Membayar Fidyah Pakai Uang, Bagaimana Hukumnya?
Bagi orang yang tak mampu lagi berpuasa karena usia tua atau karena sakit yang tak kunjung diharakan kesembuhannya, maka ia boleh tidak berpuasa dan menggantinya dengan membayar fidyah, yaitu memberi makan seorang miskin atas setiap hari yang ditinggalakannya.
وَعَلَى الَّذِينَ يُطِيقُونَهُ فِدْيَةٌ طَعَامُ مِسْكِينٍ
“Dan wajib bagi orang-orang yang berat menjalankannya (jika mereka tidak berpuasa) membayar fidyah, (yaitu): memberi makan seorang miskin.” (QS. Al-Baqarah: 184)

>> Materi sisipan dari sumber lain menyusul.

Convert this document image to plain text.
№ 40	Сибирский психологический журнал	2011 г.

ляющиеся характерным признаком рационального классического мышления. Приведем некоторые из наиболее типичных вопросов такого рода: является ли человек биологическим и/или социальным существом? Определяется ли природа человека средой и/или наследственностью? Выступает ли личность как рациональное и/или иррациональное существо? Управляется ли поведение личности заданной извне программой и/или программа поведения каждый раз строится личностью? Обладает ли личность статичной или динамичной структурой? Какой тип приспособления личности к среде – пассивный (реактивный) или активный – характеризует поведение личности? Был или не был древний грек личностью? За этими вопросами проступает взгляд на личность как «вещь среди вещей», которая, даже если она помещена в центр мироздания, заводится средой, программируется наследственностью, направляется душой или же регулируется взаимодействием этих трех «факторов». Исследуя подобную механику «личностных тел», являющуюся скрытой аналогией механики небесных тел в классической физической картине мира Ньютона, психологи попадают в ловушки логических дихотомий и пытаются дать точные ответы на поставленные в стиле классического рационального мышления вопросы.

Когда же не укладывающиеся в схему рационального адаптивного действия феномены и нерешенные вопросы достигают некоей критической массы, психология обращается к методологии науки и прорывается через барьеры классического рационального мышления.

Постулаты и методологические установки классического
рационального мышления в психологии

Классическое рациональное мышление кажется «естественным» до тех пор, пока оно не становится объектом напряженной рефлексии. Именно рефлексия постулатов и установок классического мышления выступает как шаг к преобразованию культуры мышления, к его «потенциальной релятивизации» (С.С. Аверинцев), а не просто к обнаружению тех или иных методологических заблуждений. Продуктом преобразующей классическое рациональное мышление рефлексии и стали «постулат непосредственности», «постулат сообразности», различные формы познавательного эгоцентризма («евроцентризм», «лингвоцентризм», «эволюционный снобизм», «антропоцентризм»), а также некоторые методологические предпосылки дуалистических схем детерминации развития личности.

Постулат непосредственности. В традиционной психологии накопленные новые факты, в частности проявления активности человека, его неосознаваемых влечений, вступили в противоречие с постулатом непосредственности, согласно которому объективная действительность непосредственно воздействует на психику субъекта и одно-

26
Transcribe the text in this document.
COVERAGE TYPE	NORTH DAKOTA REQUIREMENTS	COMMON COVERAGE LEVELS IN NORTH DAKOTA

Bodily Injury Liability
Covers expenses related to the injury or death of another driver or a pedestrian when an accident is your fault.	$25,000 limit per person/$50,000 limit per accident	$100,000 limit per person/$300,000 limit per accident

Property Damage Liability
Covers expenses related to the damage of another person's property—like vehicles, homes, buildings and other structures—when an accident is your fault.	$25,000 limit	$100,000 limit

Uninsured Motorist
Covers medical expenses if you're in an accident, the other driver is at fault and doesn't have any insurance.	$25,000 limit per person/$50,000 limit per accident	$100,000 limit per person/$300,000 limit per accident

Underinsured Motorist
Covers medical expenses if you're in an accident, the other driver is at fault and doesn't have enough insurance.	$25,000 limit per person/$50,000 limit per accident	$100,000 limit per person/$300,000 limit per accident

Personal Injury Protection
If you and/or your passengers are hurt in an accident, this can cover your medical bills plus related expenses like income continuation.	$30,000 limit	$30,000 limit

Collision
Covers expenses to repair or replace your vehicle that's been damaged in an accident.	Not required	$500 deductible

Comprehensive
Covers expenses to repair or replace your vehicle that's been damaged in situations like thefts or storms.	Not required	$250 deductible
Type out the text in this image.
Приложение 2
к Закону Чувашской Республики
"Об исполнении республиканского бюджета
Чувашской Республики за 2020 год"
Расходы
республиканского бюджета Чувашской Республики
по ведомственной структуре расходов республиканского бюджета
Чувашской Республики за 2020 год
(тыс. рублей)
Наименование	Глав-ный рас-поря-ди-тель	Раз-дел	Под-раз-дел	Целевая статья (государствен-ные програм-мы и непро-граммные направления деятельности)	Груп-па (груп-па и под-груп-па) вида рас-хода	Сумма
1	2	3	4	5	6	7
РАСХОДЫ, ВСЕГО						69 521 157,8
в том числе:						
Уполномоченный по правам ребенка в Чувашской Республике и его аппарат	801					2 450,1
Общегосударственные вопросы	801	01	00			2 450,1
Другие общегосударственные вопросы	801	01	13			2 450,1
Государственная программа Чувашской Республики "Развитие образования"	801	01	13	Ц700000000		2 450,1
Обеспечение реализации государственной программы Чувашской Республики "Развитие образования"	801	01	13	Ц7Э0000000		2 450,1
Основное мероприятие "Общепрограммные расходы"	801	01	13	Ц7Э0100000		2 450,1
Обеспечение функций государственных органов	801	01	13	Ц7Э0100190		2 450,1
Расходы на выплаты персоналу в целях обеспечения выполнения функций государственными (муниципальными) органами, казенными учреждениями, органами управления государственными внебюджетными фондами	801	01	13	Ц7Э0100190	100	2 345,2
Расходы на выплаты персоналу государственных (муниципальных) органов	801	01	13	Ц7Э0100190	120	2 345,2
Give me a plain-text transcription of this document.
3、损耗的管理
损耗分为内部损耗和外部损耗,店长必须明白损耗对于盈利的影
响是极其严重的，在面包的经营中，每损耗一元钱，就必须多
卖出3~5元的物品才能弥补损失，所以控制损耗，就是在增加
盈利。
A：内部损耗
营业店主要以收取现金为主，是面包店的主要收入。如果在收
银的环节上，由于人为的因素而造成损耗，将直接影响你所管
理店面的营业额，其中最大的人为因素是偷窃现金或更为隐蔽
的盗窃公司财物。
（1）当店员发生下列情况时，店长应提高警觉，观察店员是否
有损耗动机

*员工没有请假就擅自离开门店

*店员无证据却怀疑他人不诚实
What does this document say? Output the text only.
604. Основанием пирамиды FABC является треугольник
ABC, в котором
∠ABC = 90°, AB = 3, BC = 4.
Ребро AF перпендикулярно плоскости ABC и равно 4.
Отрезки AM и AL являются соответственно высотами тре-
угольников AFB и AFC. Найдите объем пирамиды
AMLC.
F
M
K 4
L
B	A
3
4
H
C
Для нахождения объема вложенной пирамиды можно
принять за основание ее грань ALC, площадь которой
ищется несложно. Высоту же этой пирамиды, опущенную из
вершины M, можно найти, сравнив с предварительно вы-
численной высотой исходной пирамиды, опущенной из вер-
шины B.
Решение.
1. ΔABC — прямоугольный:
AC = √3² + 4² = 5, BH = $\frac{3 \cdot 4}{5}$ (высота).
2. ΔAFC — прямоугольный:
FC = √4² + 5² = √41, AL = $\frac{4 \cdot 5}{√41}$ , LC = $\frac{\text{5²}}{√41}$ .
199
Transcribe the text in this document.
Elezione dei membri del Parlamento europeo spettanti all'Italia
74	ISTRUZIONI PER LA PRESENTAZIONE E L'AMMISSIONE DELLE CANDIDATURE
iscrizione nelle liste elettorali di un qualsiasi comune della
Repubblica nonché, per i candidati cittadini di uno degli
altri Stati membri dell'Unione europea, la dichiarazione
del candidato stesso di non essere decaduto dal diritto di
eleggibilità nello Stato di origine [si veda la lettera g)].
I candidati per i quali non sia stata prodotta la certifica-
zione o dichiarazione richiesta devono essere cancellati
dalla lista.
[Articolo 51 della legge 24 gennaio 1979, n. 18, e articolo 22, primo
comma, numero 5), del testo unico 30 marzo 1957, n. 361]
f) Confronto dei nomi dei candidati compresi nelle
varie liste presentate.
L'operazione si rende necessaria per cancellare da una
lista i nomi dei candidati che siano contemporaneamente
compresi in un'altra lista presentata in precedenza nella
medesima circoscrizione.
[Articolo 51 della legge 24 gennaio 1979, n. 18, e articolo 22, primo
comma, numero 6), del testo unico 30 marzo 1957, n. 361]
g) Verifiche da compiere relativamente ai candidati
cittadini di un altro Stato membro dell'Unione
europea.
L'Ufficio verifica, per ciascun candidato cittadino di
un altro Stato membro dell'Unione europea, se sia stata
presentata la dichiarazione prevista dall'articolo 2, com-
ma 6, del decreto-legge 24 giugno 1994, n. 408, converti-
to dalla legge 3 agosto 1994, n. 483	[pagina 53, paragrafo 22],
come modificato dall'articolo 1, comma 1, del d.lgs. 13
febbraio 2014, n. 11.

Abdullah bin Abbas Radhiyallahu ‘Anhu berkata, “Ayat ini tidak mansukh hukumnya, yang dimaksudkan adalah pria atau wanita yang berusia lanjut yang tidak mampu berpuasa maka mereka berdua memberi makan satu orang miskin atas satu hari yang ditinggalkan.” (HR. Al-Bukkhari)
Orang sakit yang tak bisa diharapkan kesembuhannya menempati hukum orang tua renta, maka ia memberi satu orang miskin sebagai ganti satu hari puasa yang ditinggalkannya. (Lihat Al-Mughni:4/396, Al-Mulakhkhash Al-Fiqhi, Syaikh Shalih Al-Fauzan: 390).
Kadar Fidyah
Para ulama berselisih pendapat ukuran/kadar fidyah menjadi tiga pendapat:
Pertama: Sebagian ulama berpendapat ½ sha’ atau 2 mud (karena 1 sha’ adalah 4 mud) yang kira-kira ½ sha’ beratnya 1,5 kg dari makanan pokok.
Kedua: Sebagian yang lain berpendapat 1 mud dari makanan, yaitu kira-kira 750 gram menurut madzhab Malikiyah dan Syafi’iyah sebagaimana diriwayatkan dalam atsar Ibnu Umar Radhiyallahu ‘Anhu.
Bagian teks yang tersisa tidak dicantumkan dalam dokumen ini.